Surveys

US Equities Lose Favour With Hedge Fund Managers – TrimTabs/BarclayHedge Survey

Devina Shah London 8 March 2011

US Equities Lose Favour With Hedge Fund Managers – TrimTabs/BarclayHedge Survey

Hedge fund managers have turned bearish on US equities according to the TrimTabs/BarclayHedge Survey of Hedge Fund Managers for February, which found that about 40 per cent of those hedge fund managers surveyed were bearish on the S&P 500, up from 26 per cent in January. The survey polled 89 hedge fund managers.

And just 26 per cent are bullish, down from 37 per cent in January.

“Bullish sentiment less bearish sentiment is negative for the first time since November,” said Sol Waksman, founder and president of BarclayHedge.

Meanwhile about 37 per cent of hedge fund managers are bearish on the 10-year treasury note and 15 per cent are bullish. Bullish and bearish sentiment on the US dollar index are balanced at 31 per cent and while 18 per cent of managers aim to increase leverage in the near term, 15 per cent plan to lever down.

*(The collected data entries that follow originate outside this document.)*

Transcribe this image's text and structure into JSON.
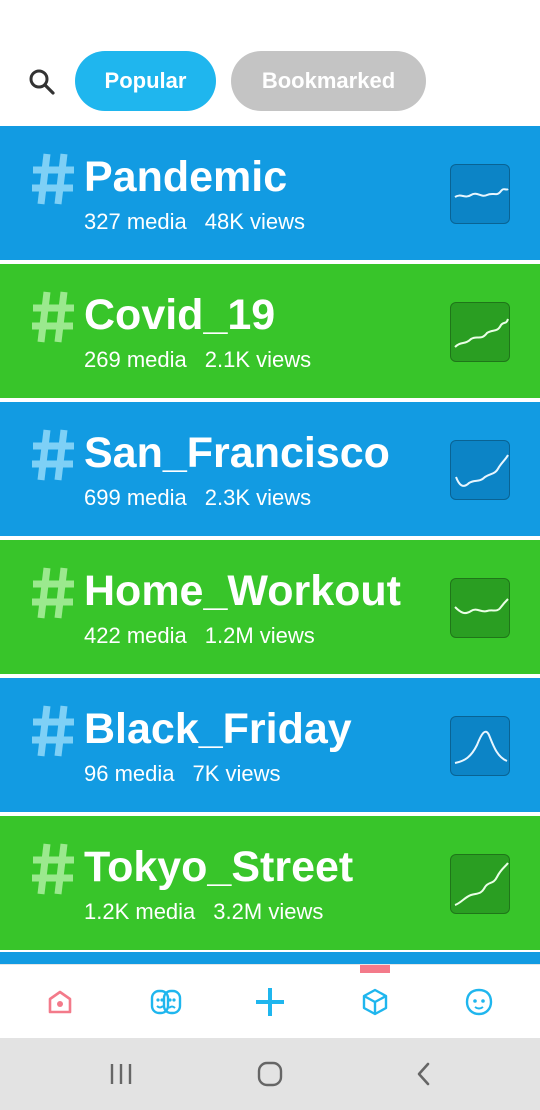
{
  "filters": {
    "search_icon": "search-icon",
    "tabs": [
      {
        "label": "Popular",
        "active": true
      },
      {
        "label": "Bookmarked",
        "active": false
      }
    ]
  },
  "colors": {
    "accent": "#1fb6ee",
    "row_blue": "#129be2",
    "row_green": "#38c52a",
    "nav_active": "#f37a8a",
    "nav_icon": "#1fb6ee"
  },
  "tags": [
    {
      "hash": "#",
      "name": "Pandemic",
      "media": "327 media",
      "views": "48K views",
      "color": "blue",
      "trend": "wavy-flat"
    },
    {
      "hash": "#",
      "name": "Covid_19",
      "media": "269 media",
      "views": "2.1K views",
      "color": "green",
      "trend": "rising"
    },
    {
      "hash": "#",
      "name": "San_Francisco",
      "media": "699 media",
      "views": "2.3K views",
      "color": "blue",
      "trend": "rising-sharp"
    },
    {
      "hash": "#",
      "name": "Home_Workout",
      "media": "422 media",
      "views": "1.2M views",
      "color": "green",
      "trend": "wavy-flat"
    },
    {
      "hash": "#",
      "name": "Black_Friday",
      "media": "96 media",
      "views": "7K views",
      "color": "blue",
      "trend": "peak"
    },
    {
      "hash": "#",
      "name": "Tokyo_Street",
      "media": "1.2K media",
      "views": "3.2M views",
      "color": "green",
      "trend": "rising-sharp"
    }
  ],
  "bottom_nav": [
    {
      "icon": "home-icon",
      "active": true
    },
    {
      "icon": "masks-icon",
      "active": false
    },
    {
      "icon": "plus-icon",
      "active": false
    },
    {
      "icon": "cube-icon",
      "active": false
    },
    {
      "icon": "face-icon",
      "active": false
    }
  ],
  "system_nav": [
    {
      "icon": "recent-apps-icon"
    },
    {
      "icon": "home-circle-icon"
    },
    {
      "icon": "back-icon"
    }
  ]
}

Managers are concerned about oil prices, as shown by the 24 per cent of those surveyed who believe oil is more likely to hit $150 per barrel than the S&P 500 is likely to ascend to 1,600.

“We’ll take the other side of that action. We did see a similar surge to $150 from $100 in 2008, and tension in the Middle East is obviously higher now.  But oil spiking to $150 from here represents a move of nearly seven standard deviations, while the S&P 500 climbing to 1,600 represents a move of less than three standard deviations,” said Vincent Deluard, executive vice president at TrimTabs.